Table of Contents
As artificial intelligence continues to reshape the landscape of modern technology, one frontier stands out for its potential to fundamentally change human-computer interaction: voice. Mati Staniszewski, co-founder of ElevenLabs, recently joined Nikhil Kamath on the WTF Online podcast to discuss why voice technology is the next major shift in how we navigate the digital world and why it might eventually replace traditional screen-based interfaces.
Key Takeaways
- Voice as the Next Interface: Voice is positioned to become the primary way humans interact with technology, moving computing into the background and allowing for more immersive, natural experiences.
- The Hardware Challenge: While foundational AI models are maturing rapidly, the "holy grail" remains finding the right form factor—be it smart headphones, pendants, or wearables—to make voice agents ubiquitously useful.
- Domain-Specific AI: Entrepreneurs are finding the most success by combining powerful audio models with deep domain expertise in industries like automotive, healthcare, and e-commerce.
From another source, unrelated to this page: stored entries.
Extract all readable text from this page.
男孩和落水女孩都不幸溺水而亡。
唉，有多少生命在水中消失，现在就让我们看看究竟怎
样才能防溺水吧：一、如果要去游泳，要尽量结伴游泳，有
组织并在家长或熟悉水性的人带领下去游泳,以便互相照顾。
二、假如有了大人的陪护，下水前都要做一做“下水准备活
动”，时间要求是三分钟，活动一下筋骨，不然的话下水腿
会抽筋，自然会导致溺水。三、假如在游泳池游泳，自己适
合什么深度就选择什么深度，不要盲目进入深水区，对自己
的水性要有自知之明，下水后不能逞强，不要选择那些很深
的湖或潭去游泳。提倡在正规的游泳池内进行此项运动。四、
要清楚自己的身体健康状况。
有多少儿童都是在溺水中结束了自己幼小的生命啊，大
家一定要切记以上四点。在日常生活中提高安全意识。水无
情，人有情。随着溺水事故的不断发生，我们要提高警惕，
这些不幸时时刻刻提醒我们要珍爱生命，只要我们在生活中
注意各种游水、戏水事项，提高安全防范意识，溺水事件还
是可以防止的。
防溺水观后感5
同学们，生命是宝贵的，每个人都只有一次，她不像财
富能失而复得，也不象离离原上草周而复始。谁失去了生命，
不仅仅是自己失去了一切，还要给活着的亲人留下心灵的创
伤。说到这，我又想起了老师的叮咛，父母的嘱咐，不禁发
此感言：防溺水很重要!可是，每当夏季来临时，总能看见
- Authenticity and Trust: As AI-generated content grows, building platforms that prioritize human verification and authentic interaction will be critical to breaking through the digital noise.
The Shift Toward Voice-Native Experiences
For decades, human-computer interaction has been dominated by keyboards and touchscreens. Staniszewski argues that this is fundamentally unnatural. We are hard-wired to communicate through speech, yet our technology forces us to stop, look down at a screen, and manually input information.
Building the "Jarvis" of Tomorrow
The goal for many in the AI field is to move technology into the background. Imagine a device that understands tone, emotion, and context, providing real-time assistance without the friction of a display. Staniszewski notes that we are approaching "Iron Man" levels of AI, where a voice assistant could potentially manage our schedules, translate foreign languages in real-time, and act as a reliable repository of our personal and professional knowledge.
The most exciting part is: could you have the technology kind of fold into the background, the phone goes back into the pocket, and you kind of immerse yourself in the world around you?
Essential Components for Voice Dominance
To reach the level of mass adoption where voice replaces the smartphone, three distinct barriers must be cleared. First, the foundational technology must reach human-level quality; the AI must understand interruptions, display appropriate intonation, and possess high intelligence. Second, knowledge access is paramount—the assistant must have a memory of past conversations and deep integration with personal or corporate data.
Finally, there is the form factor challenge. While the phone is currently the default, Staniszewski believes we are moving toward a multi-device future. Smart headphones, discrete wearables like pendants, or even future neural interfaces will likely work in concert to provide a seamless, ever-present voice experience.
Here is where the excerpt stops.